Picture: REUTERS
Picture: REUTERS

VODACOM has remained mum about the details of its revised structure of its bid for Neotel. The revised deal has raised questions as to what Vodacom is buying and how it will benefit from the transaction.

Last year, Vodacom announced it would abandon its bid to buy the entire Neotel for R7bn, after strong criticism from rivals, and would instead buy the fixed-line assets of Neotel.

This will leave Neotel with its sought-after radio frequency spectrum that it will make available to mobile network operators including Vodacom, via a commercial arrangement.

The parties appeared before the Competition Tribunal last month to discuss the revised structure of the deal. The details have not been made public, but it is understood that the hearings centred on what exactly the revised deal entails.

Vodacom spokesman Tshepo Ramodibe said the group was committed to renotifying the Competition Commission about the restructured deal as soon as possible.

Mr Ramodibe said the roaming offer had not been made to other network operators.

Competition Commission spokesman Itumeleng Lesofe said: "The process going forward will depend on how the revised deal is structured. However, there is a general understanding that the commission will conduct an investigation once the revised deal has been filed."

This may further delay the deal, which was mooted in 2014. Neotel owns about 17,000km of fibre network nationally.

It offers voice services, managed services and value-added services, including video conferencing and telepresence, and hosted business applications.

Vodacom CEO Shameel Joosub has previously said the deal will enhance its fixed-line operations and fast-track the roll-out of its wireless long-term evolution (LTE) or 4G network.

Africa Analysis MD Dobek Pater said Neotel had always claimed that it was not a mobile, but only a fixed-line operator. Even its wireless network infrastructure has always been referred to as fixed wireless.

Therefore, by this definition all of its assets are fixed, even the wireless infrastructure — code division multiple access, WiMAX, and LTE.

"Would Vodacom acquire the fixed wireless assets as well? Therefore, effectively, all components of the Neotel network," he said. "Moreover, if Vodacom acquires the entire fixed-line assets of Neotel, where does that leave Neotel? Is it then only a ‘shell’ housing various licences? It also leaves the Tata shareholding in a precarious position. What does Tata plan to do?"

Speculation is that the proposed spectrum roaming could likely be stringent for rivals and resulting in Vodacom having access to all of it.

BMI-TechKnowledge director Brian Neilson said that a roaming agreement with Neotel that did not prejudice the other operators was not a bad business option and could circumvent the whole regulatory challenge.

Although there are existing network roaming agreements between mobile operators, which are treated as commercial arrangements, the regulator has been urged to start looking at wholesale partnerships.

Mr Neilson said it would be meaningless if Independent Communications Authority of SA (Icasa) did not intervene in setting the wholesale prices for such roaming agreements.

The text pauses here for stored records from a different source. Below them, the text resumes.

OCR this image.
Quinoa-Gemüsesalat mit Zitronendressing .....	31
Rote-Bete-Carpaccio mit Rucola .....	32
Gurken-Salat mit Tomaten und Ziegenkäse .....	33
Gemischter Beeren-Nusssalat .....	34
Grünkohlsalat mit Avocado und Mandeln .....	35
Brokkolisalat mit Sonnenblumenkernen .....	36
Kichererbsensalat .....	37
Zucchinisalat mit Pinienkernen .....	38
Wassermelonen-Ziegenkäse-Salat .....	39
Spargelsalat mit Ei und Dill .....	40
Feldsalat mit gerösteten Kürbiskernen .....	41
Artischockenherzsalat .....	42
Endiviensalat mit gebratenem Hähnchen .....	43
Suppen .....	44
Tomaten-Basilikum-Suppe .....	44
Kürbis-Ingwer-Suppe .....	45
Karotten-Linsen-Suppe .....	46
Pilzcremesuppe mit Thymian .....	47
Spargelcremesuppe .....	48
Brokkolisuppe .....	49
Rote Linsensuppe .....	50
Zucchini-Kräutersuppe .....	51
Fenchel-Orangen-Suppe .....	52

There have been a number of cases in Europe where the number of operators has shrunk through mergers and acquisitions, and one of the conditions imposed by the authorities for these deals to go through has been compulsory opening up of their facilities to other operators, either through roaming or mobile virtual network operator agreements.

"The wholesale prices of such facilities-leasing arrangements are then regulated by the authority — just as, for instance, our mobile termination rates are regulated in SA," he said.

However, in cases where there was evidence of an operator acting uncompetitively through artificially high wholesale prices, where the operator was in a position to materially influence the market, then Icasa needed to step in and consider wholesale price regulation, said Mr Pater.